Large language models can generate plausible nonsense while algorithms can optimise portfolios but not navigate a family dispute over inheritance, or the psychological toll of a downturn. Deploying such systems at scale risks creating false confidence and regulatory exposure.
According to the FCA’s 2024 AI and Machine Learning Survey, 75% of financial services firms are deploying AI, yet only 34% reported having a complete understanding of how those systems operate. This suggests many firms may be deploying complex tools without full comprehension. The risk is if such systems are marketed as “advice engines” when they may lack transparency and robustness.
The Consumer Duty heightens that risk. If digital interactions mislead, exclude vulnerable customers, or fail to deliver promised value, firms will be held accountable. A chatbot that encourages risky trading behaviour or misinterprets vulnerability flags is not a shield; it is a liability.
Advisers should train AI tools gradually ‘like a puppy’
None of this is to dismiss technology outright. Used sensibly, it can improve efficiency and free advisers for higher-value work.
Automating suitability reports, digitising onboarding and enhancing Anti-Money Laundering monitoring presents a clear win. Some firms use behavioural analytics to spot clients logging in obsessively during volatile markets and offer a human check-in at those moments – a case of technology enabling humanity rather than replacing it.
That is the distinction firms must grasp – good practice integrates “tech and touch”. Vanguard’s Personal Advisor Services in the US is a case in point: clients get digital tools and low-cost portfolios, but every account is anchored by access to a human adviser. It has grown to manage over $250bn.
By contrast, standalone robo-advisers that promised disruption have struggled to gain profitability, and many smaller imitators have been acquired or wound down.
There is also branding to consider. Trust in financial services remains fragile, with the FCA scrutinising fees, ongoing services and value for money. Against that backdrop, telling clients their financial wellbeing is overseen by “the machine” is hardly reassuring. Customers want to know there is human accountability behind the glossy interface.

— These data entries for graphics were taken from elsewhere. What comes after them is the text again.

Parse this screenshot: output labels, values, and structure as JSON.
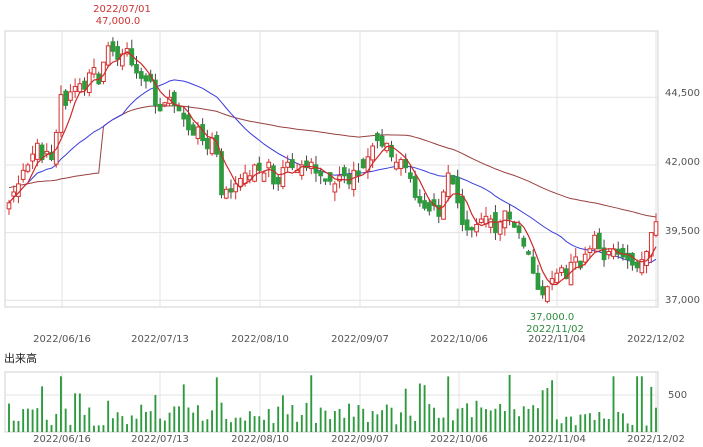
{
  "colors": {
    "up": "#d43030",
    "down": "#2e9a3e",
    "ma_short": "#cc2a2a",
    "ma_mid": "#3b3be0",
    "ma_long": "#9a4040",
    "grid": "#e3e3e3",
    "volume": "#2e9a3e",
    "high_label": "#cc3333",
    "low_label": "#2e8a3e"
  },
  "price_chart": {
    "y_ticks": [
      "44,500",
      "42,000",
      "39,500",
      "37,000"
    ],
    "x_ticks": [
      "2022/06/16",
      "2022/07/13",
      "2022/08/10",
      "2022/09/07",
      "2022/10/06",
      "2022/11/04",
      "2022/12/02"
    ],
    "high_date": "2022/07/01",
    "high_value": "47,000.0",
    "low_value": "37,000.0",
    "low_date": "2022/11/02"
  },
  "volume_chart": {
    "title": "出来高",
    "y_tick": "500",
    "x_ticks": [
      "2022/06/16",
      "2022/07/13",
      "2022/08/10",
      "2022/09/07",
      "2022/10/06",
      "2022/11/04",
      "2022/12/02"
    ]
  },
  "chart_data": {
    "type": "candlestick",
    "y_range": [
      36750,
      46950
    ],
    "y_ticks": [
      44500,
      42000,
      39500,
      37000
    ],
    "x_range": [
      "2022/06/02",
      "2022/12/02"
    ],
    "x_ticks": [
      "2022/06/16",
      "2022/07/13",
      "2022/08/10",
      "2022/09/07",
      "2022/10/06",
      "2022/11/04",
      "2022/12/02"
    ],
    "annotations": [
      {
        "label": "2022/07/01 47,000.0",
        "type": "high",
        "date": "2022/07/01",
        "value": 47000
      },
      {
        "label": "37,000.0 2022/11/02",
        "type": "low",
        "date": "2022/11/02",
        "value": 37000
      }
    ],
    "close": [
      40600,
      41000,
      41300,
      41800,
      42000,
      42400,
      42800,
      42200,
      42500,
      42200,
      43200,
      44600,
      44200,
      44700,
      44900,
      45000,
      44800,
      45400,
      45600,
      45000,
      45800,
      46400,
      46200,
      45900,
      46100,
      46300,
      45700,
      45400,
      45200,
      45100,
      45100,
      44200,
      44000,
      44300,
      44500,
      44200,
      44000,
      43700,
      43300,
      43100,
      43400,
      42900,
      42600,
      43000,
      42400,
      40900,
      41100,
      41000,
      41300,
      41500,
      41700,
      41600,
      42000,
      41800,
      41700,
      42100,
      41300,
      41300,
      41900,
      42100,
      41900,
      41800,
      42000,
      41900,
      42100,
      41700,
      41600,
      41400,
      41400,
      41300,
      41600,
      41600,
      41300,
      41800,
      41600,
      41900,
      42300,
      42700,
      42900,
      42700,
      42800,
      42300,
      42100,
      42200,
      41900,
      41500,
      40800,
      40600,
      40400,
      40300,
      40500,
      40100,
      41000,
      41700,
      41300,
      40600,
      39800,
      39600,
      39600,
      39800,
      40000,
      40100,
      40000,
      39500,
      39900,
      40300,
      40000,
      39700,
      39500,
      39000,
      38700,
      38000,
      37400,
      37200,
      37500,
      37800,
      38000,
      38200,
      37800,
      38400,
      38600,
      38200,
      38700,
      38900,
      39400,
      38900,
      38500,
      38800,
      38900,
      38700,
      38600,
      38500,
      38300,
      38200,
      38500,
      38800,
      39500,
      39900
    ]
  }
}
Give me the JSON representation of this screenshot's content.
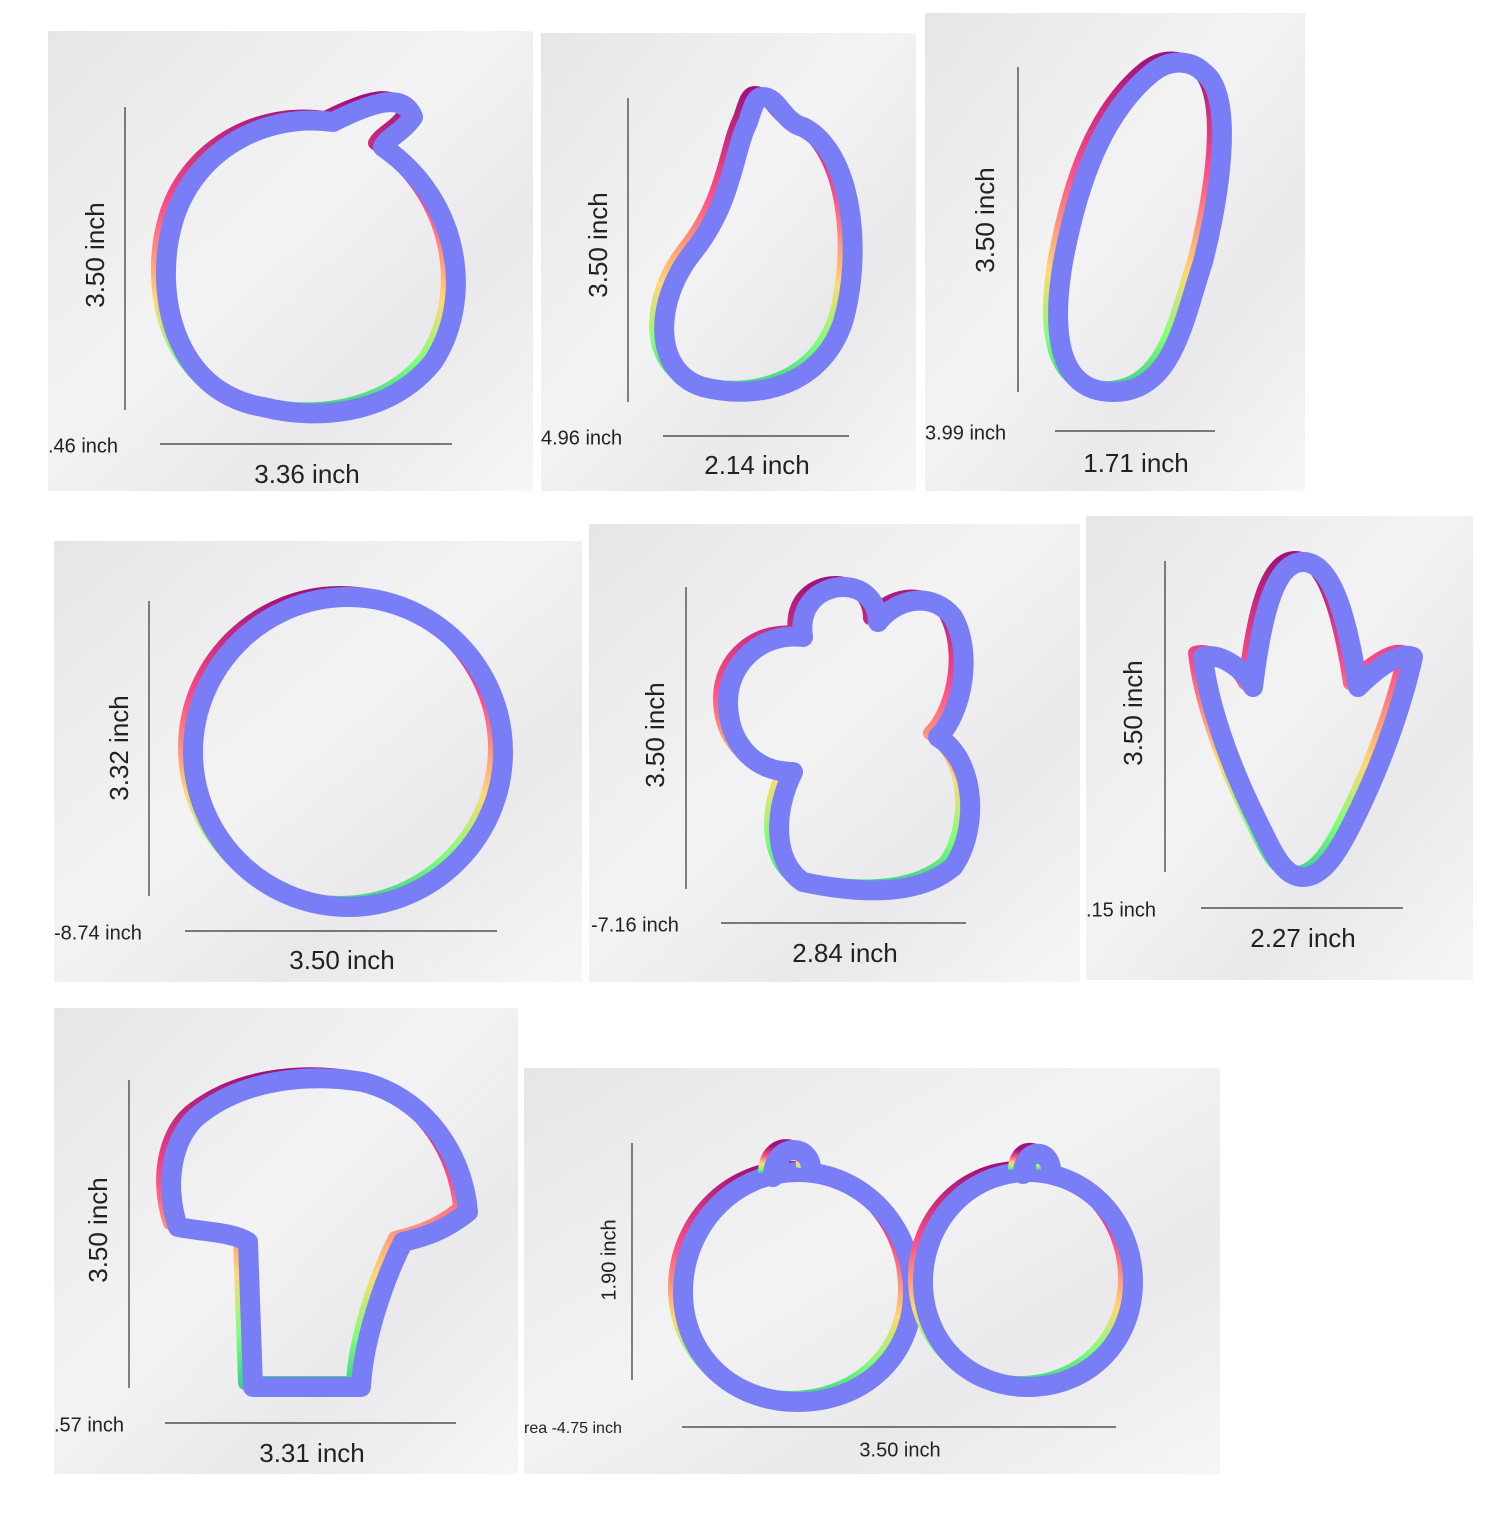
{
  "panels": [
    {
      "height_label": "3.50 inch",
      "area_label": ".46 inch",
      "width_label": "3.36 inch"
    },
    {
      "height_label": "3.50 inch",
      "area_label": "4.96 inch",
      "width_label": "2.14 inch"
    },
    {
      "height_label": "3.50 inch",
      "area_label": "3.99 inch",
      "width_label": "1.71 inch"
    },
    {
      "height_label": "3.32 inch",
      "area_label": "-8.74 inch",
      "width_label": "3.50 inch"
    },
    {
      "height_label": "3.50 inch",
      "area_label": "-7.16 inch",
      "width_label": "2.84 inch"
    },
    {
      "height_label": "3.50 inch",
      "area_label": ".15 inch",
      "width_label": "2.27 inch"
    },
    {
      "height_label": "3.50 inch",
      "area_label": ".57 inch",
      "width_label": "3.31 inch"
    },
    {
      "height_label": "1.90 inch",
      "area_label": "rea -4.75 inch",
      "width_label": "3.50 inch"
    }
  ]
}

Success is not about dazzling interfaces; it is about helping clients make sound decisions through market cycles
The pragmatic path is hybrid. Allow clients to self-serve for simple tasks, but ensure easy escalation to humans for judgment calls. Train advisers to use AI outputs critically, not slavishly. And embed governance so that every digital nudge or suggestion can be evidenced against Duty requirements.
It is entirely possible that, a decade from now, AI will be capable of handling routine advice safely. But the industry cannot behave as though that moment has already arrived. For now, the edge remains with firms that combine efficiency with empathy.
The temptation to market oneself as a fintech rather than a fiduciary is strong: it flatters investors, garners headlines, signals modernity. But wealth and asset management is a long game. Success is not about dazzling interfaces; it is about helping clients make sound decisions through market cycles and personal upheavals.
Technology can and should play a role. Yet firms that forget the primacy of human interaction may discover that, in trying to close the advice gap, they widen the trust gap instead.